I would like to publish an eclectic anthology. I don’t know yet who will be included or excluded, it is a journey of first steps. Today, I try to say what I like about this little verse by the Czech immunologist and poetic giant Miroslav Holub, called ‘the end of the world’.

The bird had come to the very end of its song
and the tree was dissolving under its claws.

And in the sky the clouds were twisting
and darkness flowed through all the cracks
into the sinking vessel of the landscape.

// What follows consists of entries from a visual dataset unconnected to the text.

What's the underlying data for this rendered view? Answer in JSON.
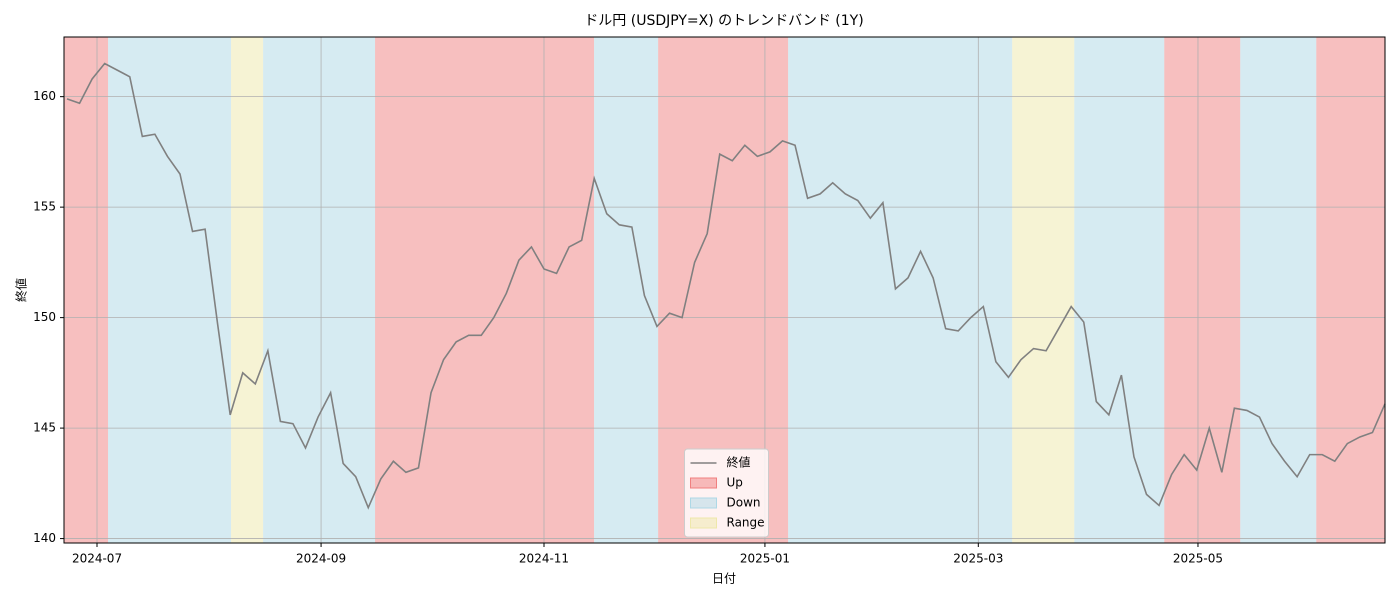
{
  "chart_data": {
    "type": "line",
    "title": "ドル円 (USDJPY=X) のトレンドバンド (1Y)",
    "x_label": "日付",
    "y_label": "終値",
    "series": [
      {
        "name": "終値",
        "color": "#808080",
        "values": [
          159.9,
          159.7,
          160.8,
          161.5,
          161.2,
          160.9,
          158.2,
          158.3,
          157.3,
          156.5,
          153.9,
          154.0,
          149.7,
          145.6,
          147.5,
          147.0,
          148.5,
          145.3,
          145.2,
          144.1,
          145.5,
          146.6,
          143.4,
          142.8,
          141.4,
          142.7,
          143.5,
          143.0,
          143.2,
          146.6,
          148.1,
          148.9,
          149.2,
          149.2,
          150.0,
          151.1,
          152.6,
          153.2,
          152.2,
          152.0,
          153.2,
          153.5,
          156.3,
          154.7,
          154.2,
          154.1,
          151.0,
          149.6,
          150.2,
          150.0,
          152.5,
          153.8,
          157.4,
          157.1,
          157.8,
          157.3,
          157.5,
          158.0,
          157.8,
          155.4,
          155.6,
          156.1,
          155.6,
          155.3,
          154.5,
          155.2,
          151.3,
          151.8,
          153.0,
          151.8,
          149.5,
          149.4,
          150.0,
          150.5,
          148.0,
          147.3,
          148.1,
          148.6,
          148.5,
          149.5,
          150.5,
          149.8,
          146.2,
          145.6,
          147.4,
          143.7,
          142.0,
          141.5,
          142.9,
          143.8,
          143.1,
          145.0,
          143.0,
          145.9,
          145.8,
          145.5,
          144.3,
          143.5,
          142.8,
          143.8,
          143.8,
          143.5,
          144.3,
          144.6,
          144.8,
          146.1
        ]
      }
    ],
    "regimes": [
      {
        "name": "Up",
        "color": "#f08080",
        "spans": [
          [
            -0.24,
            3.27
          ],
          [
            24.54,
            41.99
          ],
          [
            47.09,
            57.45
          ],
          [
            87.41,
            93.47
          ],
          [
            99.52,
            105
          ]
        ]
      },
      {
        "name": "Down",
        "color": "#add8e6",
        "spans": [
          [
            3.27,
            13.07
          ],
          [
            15.62,
            24.54
          ],
          [
            41.99,
            47.09
          ],
          [
            57.45,
            75.3
          ],
          [
            80.24,
            87.41
          ],
          [
            93.47,
            99.52
          ]
        ]
      },
      {
        "name": "Range",
        "color": "#eee8aa",
        "spans": [
          [
            13.07,
            15.62
          ],
          [
            75.3,
            80.24
          ]
        ]
      }
    ],
    "xlim": [
      -0.24,
      105
    ],
    "xticks": [
      {
        "value": 2.39,
        "label": "2024-07"
      },
      {
        "value": 20.24,
        "label": "2024-09"
      },
      {
        "value": 38.0,
        "label": "2024-11"
      },
      {
        "value": 55.6,
        "label": "2025-01"
      },
      {
        "value": 72.6,
        "label": "2025-03"
      },
      {
        "value": 90.1,
        "label": "2025-05"
      }
    ],
    "ylim": [
      139.8,
      162.7
    ],
    "yticks": [
      140,
      145,
      150,
      155,
      160
    ],
    "grid": true,
    "legend": "lower center"
  }
}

Only in the telegraph wires
a message still
crackled:

C-.-o—m–e. h…o—m–e.
y-.–o—u..- h…a.-v…-e.
a.-s…o—n-.

We meet a very anthropomorphic bird who has the notion of the ‘end’ of a song. The end of our song is the end of all meaning. After that, everything dissolves.
Then, ‘darkness flowed through all the cracks’. When I read cracks, I hear Leonard Cohen singing ‘and that is how the light gets in’. But here it’s darkness and there is no escaping it. The landscape is sinking, not dissolving. There is a life after the song, but it consists of sinking darkness while everything else has dissolved.

Against this background, the message in the telegraph wires, is as powerful as can be. Holub once said he wants to make his short lines as effective as possible. We don’t know if the message in the telegraph lines is orphaned or if the messenger is still alive. I assume there is nobody to read this message. The poem tells us that technology survives the end of meaning. And that makes sense, since Holub was an acclaimed scientist.

The message announces a newborn son, so it is safe to say (I hope gender studies scholars will forgive me here) that the adressee is a male. To become a parent is one of the most meaningful things that can happen to you, and here we are: in a barren, sinking landscape at the end of the world where birds don’t sing (or crackle) anymore – we have come to the end of meaning. Yet technology still serves its master, relentlessly loyal, beyond the end of the world.